Auch das LAG Hamburg versteht das Merkmal der nur „vorübergehenden Überlassung“ einsatzbezogen und nicht arbeitsplatzbezogen. Danach liege eine vorübergehende Arbeitnehmerüberlassung nur dann nicht mehr vor, wenn die Überlassung dauerhaft erfolgt, also wenn die Rückkehr zum Verleiher ursprünglich nicht vorgesehen ist. Es verweist in seiner Begründung zudem auf die Auslegung des früheren § 1 Absatz 3 Nummer 2 AÜG.
Zu der Erleichterung der Entleiher und auch der Zeitarbeitsbranche insgesamt über die Entscheidung des BAG vom 10. Dezember 2013, mit der das Gericht dem Anspruch auf Übernahme des dauerhaft entliehenen Zeitarbeitnehmers durch den Entleiher eine Absage erteilt hat, gesellt sich nun weiteres Durchatmen. Aber so viel steht fest: Die Überlassung eines Zeitarbeitnehmers, die eine Rückkehr zum Verleiher nicht vorsieht, ist jedenfalls mit dem Gesetz nicht vereinbar. Die Rechtsfolge eines solchen Verstoßes ist zwar unklar, da gesetzlich nicht geregelt (Gefahr droht aber im Rahmen der Zuverlässigkeitsprüfung der Regionaldirektionen. Dennoch sollte es bei der neueren Praxis bleiben, in den jeweiligen Arbeitnehmerüberlassungsvertrag eine konkrete Dauer der Überlassung, also eine von vornherein befristete Überlassung mit dem Ziel der Rückkehr zum Verleiher aufzunehmen; im Hinblick auf die geplante Höchstüberlassungsdauer ist eine Begrenzung auf 18 Monate ratsam.

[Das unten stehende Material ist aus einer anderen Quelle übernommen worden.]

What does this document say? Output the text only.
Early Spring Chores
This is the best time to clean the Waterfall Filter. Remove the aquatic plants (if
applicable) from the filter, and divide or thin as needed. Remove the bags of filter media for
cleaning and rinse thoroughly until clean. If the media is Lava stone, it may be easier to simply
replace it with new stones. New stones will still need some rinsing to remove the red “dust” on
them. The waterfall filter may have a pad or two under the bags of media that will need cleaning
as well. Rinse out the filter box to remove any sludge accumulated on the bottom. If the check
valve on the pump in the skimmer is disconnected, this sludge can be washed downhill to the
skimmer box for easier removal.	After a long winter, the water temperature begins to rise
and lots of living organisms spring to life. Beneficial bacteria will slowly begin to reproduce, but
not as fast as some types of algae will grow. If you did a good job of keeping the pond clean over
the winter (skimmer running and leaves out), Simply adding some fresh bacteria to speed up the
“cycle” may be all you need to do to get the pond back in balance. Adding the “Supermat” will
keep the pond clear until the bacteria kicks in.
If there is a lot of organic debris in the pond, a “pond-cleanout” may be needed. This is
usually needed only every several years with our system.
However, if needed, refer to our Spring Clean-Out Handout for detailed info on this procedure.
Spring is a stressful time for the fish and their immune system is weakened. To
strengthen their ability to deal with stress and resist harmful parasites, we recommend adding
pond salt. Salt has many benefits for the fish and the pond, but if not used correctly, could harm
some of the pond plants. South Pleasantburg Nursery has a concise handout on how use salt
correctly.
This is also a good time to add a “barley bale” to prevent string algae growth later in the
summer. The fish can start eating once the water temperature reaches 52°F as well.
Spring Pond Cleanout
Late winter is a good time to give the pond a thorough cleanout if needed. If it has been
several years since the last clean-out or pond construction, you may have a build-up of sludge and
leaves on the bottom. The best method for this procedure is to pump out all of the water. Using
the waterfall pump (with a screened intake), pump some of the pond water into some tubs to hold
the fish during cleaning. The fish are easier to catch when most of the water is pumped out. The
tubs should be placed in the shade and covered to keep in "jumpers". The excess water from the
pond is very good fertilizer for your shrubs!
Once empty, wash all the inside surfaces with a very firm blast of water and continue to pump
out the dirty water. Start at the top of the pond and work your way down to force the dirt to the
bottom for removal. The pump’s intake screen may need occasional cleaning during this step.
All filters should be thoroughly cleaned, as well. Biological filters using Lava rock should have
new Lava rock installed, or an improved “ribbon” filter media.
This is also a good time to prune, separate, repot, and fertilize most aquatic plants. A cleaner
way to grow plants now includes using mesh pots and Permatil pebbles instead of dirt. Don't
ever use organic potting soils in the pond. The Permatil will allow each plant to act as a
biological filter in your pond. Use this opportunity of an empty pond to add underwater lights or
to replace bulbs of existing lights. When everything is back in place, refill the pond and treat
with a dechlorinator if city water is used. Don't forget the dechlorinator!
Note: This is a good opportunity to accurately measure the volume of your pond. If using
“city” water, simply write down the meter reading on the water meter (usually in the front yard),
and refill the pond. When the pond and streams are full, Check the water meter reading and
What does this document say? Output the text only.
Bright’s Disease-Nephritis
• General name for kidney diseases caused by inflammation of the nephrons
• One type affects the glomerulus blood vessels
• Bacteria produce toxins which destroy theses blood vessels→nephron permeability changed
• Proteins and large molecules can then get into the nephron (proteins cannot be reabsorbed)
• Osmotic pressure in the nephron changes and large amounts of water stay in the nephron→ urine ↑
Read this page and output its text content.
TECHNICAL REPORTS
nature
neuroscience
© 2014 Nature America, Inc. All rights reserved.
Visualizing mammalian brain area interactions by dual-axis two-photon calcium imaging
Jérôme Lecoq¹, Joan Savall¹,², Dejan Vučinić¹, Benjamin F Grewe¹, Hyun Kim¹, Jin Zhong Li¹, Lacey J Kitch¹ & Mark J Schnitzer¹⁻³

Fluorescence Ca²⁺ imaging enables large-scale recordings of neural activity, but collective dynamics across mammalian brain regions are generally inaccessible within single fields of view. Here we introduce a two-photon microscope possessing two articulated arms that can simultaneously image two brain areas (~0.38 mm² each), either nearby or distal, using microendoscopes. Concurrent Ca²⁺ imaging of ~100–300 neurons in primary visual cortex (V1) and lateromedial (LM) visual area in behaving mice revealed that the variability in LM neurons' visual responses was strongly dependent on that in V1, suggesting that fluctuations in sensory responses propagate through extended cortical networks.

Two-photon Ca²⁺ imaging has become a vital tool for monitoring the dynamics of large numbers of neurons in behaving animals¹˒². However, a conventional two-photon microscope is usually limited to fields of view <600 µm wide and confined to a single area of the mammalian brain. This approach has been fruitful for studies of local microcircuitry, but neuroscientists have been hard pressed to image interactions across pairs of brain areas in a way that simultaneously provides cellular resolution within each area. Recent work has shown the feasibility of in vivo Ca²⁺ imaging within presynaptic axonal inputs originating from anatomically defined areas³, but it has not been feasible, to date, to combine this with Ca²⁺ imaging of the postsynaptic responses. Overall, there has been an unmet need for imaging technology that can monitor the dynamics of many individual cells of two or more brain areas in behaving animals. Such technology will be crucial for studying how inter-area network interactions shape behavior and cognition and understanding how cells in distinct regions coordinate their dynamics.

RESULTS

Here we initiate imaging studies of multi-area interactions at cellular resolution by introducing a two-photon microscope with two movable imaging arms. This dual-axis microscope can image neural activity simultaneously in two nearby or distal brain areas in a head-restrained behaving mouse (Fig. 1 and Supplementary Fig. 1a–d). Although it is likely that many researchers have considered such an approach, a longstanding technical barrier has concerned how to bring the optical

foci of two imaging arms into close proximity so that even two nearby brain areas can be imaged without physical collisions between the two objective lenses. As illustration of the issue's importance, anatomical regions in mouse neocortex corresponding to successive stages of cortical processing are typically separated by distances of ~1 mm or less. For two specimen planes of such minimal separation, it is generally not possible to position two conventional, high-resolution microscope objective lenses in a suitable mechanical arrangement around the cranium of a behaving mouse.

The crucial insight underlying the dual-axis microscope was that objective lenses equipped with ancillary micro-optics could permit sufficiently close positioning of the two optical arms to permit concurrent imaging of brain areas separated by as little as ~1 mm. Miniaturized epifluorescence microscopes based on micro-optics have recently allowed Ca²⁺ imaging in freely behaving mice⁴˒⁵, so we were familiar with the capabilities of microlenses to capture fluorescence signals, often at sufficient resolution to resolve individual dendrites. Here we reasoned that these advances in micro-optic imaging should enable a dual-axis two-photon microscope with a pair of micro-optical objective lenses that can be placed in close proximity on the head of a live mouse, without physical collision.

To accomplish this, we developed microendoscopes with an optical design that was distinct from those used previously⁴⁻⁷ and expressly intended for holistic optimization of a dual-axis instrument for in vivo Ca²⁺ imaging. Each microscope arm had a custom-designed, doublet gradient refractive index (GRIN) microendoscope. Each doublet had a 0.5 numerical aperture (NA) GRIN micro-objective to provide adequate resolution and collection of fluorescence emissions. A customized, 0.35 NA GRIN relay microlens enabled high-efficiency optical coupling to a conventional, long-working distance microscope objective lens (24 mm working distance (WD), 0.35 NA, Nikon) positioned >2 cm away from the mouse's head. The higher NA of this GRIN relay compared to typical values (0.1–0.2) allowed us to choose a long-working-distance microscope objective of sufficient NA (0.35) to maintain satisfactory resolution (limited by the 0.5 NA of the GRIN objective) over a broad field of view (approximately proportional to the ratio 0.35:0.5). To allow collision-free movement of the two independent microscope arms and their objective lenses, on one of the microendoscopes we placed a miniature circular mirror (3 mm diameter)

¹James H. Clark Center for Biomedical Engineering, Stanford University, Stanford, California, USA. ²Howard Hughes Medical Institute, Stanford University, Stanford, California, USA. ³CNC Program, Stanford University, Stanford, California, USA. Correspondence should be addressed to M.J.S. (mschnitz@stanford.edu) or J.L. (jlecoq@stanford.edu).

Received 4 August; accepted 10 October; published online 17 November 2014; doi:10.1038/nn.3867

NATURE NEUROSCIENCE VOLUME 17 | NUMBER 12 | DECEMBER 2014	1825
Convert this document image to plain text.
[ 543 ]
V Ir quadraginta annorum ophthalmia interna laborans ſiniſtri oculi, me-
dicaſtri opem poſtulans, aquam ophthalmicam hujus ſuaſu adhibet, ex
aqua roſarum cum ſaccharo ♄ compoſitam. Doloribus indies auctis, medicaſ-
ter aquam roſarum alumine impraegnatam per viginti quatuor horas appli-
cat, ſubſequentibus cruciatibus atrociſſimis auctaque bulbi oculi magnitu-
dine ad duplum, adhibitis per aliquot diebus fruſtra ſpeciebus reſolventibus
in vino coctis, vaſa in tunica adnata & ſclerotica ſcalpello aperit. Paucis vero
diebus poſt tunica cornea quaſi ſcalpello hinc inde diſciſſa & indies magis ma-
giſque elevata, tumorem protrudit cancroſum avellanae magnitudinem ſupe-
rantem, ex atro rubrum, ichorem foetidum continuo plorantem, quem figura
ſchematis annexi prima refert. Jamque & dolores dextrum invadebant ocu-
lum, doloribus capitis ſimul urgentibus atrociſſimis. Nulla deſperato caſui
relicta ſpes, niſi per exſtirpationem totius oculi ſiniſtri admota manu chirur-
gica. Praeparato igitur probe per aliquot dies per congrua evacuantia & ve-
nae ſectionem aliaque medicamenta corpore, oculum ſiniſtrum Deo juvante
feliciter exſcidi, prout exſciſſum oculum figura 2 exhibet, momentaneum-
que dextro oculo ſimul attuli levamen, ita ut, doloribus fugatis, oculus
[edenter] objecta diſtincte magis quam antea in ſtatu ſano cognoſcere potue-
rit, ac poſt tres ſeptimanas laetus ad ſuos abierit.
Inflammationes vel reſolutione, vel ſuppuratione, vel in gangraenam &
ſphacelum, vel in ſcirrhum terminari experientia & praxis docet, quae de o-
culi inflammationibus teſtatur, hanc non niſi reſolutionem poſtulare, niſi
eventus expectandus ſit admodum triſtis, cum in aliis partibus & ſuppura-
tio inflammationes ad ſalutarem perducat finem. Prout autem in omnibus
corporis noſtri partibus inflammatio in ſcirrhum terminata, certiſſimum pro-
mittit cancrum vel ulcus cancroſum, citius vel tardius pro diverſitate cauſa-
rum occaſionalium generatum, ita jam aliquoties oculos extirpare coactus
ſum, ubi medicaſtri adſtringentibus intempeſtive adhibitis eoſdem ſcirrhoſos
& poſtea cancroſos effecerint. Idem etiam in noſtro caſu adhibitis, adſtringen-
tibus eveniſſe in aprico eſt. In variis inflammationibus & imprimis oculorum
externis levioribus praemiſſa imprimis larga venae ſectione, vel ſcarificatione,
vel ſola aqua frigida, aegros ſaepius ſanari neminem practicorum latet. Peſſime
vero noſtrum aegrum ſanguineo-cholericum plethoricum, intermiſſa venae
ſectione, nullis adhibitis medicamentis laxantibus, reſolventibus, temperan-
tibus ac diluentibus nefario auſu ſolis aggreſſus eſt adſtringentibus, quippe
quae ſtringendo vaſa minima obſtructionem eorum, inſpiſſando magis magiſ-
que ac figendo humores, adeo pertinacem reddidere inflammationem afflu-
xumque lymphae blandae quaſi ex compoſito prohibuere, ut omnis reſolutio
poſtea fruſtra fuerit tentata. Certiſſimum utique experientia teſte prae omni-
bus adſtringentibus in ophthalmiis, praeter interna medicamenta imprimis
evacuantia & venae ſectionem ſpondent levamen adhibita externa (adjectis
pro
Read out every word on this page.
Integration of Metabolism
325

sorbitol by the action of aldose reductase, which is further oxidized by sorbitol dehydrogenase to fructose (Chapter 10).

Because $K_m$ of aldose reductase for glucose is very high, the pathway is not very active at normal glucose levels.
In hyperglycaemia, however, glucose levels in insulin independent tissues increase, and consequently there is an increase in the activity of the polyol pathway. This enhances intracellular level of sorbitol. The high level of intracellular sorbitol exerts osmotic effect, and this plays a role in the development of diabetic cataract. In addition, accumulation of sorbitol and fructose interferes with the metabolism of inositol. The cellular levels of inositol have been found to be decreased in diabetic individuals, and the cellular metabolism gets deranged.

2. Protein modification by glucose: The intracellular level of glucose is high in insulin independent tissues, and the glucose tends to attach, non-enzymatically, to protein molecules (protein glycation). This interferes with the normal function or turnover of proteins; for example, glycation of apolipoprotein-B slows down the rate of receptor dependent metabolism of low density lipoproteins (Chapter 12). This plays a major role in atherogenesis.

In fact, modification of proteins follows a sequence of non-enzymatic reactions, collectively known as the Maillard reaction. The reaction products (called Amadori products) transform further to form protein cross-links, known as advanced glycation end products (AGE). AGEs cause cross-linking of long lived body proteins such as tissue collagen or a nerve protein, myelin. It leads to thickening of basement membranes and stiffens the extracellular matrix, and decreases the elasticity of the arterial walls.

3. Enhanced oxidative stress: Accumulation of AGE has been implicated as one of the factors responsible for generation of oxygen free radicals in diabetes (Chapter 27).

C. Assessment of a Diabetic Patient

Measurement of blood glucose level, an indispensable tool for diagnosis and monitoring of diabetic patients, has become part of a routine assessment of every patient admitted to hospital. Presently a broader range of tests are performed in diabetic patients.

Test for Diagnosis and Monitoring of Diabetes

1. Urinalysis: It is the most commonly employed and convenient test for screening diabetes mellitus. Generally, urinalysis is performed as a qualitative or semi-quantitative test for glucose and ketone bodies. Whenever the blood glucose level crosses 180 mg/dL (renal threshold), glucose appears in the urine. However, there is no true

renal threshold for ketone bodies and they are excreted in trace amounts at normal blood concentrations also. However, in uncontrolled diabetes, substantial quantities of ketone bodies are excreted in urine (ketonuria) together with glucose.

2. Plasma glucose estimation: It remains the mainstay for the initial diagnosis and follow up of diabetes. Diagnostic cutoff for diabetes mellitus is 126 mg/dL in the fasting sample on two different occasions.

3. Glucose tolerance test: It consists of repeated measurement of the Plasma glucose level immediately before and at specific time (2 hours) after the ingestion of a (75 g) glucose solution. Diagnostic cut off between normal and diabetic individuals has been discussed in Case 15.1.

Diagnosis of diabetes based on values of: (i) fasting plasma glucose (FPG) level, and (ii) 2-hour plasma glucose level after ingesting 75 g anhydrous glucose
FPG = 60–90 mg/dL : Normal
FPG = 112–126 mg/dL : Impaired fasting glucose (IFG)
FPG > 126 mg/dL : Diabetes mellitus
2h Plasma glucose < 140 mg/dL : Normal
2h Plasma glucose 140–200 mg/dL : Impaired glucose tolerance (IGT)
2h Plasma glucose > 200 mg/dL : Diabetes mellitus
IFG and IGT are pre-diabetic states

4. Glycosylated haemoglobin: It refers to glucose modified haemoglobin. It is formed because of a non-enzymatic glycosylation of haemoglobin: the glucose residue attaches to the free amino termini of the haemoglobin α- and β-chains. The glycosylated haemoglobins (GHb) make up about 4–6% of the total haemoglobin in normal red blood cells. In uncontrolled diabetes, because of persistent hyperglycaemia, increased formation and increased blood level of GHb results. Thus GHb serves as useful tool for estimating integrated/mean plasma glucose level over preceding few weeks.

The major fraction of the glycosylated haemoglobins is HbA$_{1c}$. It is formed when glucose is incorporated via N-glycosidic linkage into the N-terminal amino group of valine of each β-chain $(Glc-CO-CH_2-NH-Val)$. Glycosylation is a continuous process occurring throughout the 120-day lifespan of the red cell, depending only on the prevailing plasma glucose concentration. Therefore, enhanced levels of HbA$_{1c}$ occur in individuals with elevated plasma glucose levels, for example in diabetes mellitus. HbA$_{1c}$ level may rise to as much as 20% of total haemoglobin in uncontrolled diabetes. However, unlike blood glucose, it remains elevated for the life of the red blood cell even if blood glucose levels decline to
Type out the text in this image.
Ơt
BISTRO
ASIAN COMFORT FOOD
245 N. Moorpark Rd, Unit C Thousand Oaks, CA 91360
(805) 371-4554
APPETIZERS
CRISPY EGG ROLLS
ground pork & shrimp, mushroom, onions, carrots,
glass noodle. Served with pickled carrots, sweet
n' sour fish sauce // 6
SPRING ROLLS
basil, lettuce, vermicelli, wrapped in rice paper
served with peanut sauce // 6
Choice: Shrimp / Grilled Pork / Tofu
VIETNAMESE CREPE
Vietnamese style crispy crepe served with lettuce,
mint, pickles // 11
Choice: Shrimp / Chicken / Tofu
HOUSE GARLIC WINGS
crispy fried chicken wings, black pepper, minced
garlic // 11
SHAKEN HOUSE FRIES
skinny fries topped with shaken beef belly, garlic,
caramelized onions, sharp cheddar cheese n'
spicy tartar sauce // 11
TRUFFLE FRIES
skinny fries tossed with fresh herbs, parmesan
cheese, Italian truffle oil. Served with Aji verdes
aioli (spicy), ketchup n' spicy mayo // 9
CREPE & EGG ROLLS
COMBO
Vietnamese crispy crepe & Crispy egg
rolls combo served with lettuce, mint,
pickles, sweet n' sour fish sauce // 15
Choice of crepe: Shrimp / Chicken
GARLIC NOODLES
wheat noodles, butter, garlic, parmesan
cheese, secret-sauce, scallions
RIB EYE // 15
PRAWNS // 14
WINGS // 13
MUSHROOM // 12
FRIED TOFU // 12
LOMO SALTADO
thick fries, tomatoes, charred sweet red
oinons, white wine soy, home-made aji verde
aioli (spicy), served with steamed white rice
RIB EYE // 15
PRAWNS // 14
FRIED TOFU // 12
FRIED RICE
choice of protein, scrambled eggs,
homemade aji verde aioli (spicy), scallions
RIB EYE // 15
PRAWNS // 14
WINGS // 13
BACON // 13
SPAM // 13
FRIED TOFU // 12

Die Entscheidungen des LAG Nürnberg und des LAG Hamburg klären zwar nicht abschließend, d. h. letztinstanzlich die Frage, wie der Begriff „vorübergehend“ zu verstehen ist. Dies werden aber auch die nationalen Gerichte nicht entscheiden können. Der Gesetzgeber ist hier berufen. Einen begrüßenswerteren Weg geht ein finnisches Gericht, das am 9. Oktober 2013 die Frage, ob die Richtlinie überhaupt erlaubt, dauerhafte Arbeitnehmerüberlassung zu verbieten, dem Gerichtshof der Europäischen Union (EuGH) zur Entscheidung vorlegte. Selbst wenn also der deutsche Gesetzgeber hier regelnd eingreifen sollte, natürlich mit den entsprechenden politischen Motivationen, so wird es doch letztlich wieder einmal der EuGH sein, der die Frage abschließend klären wird.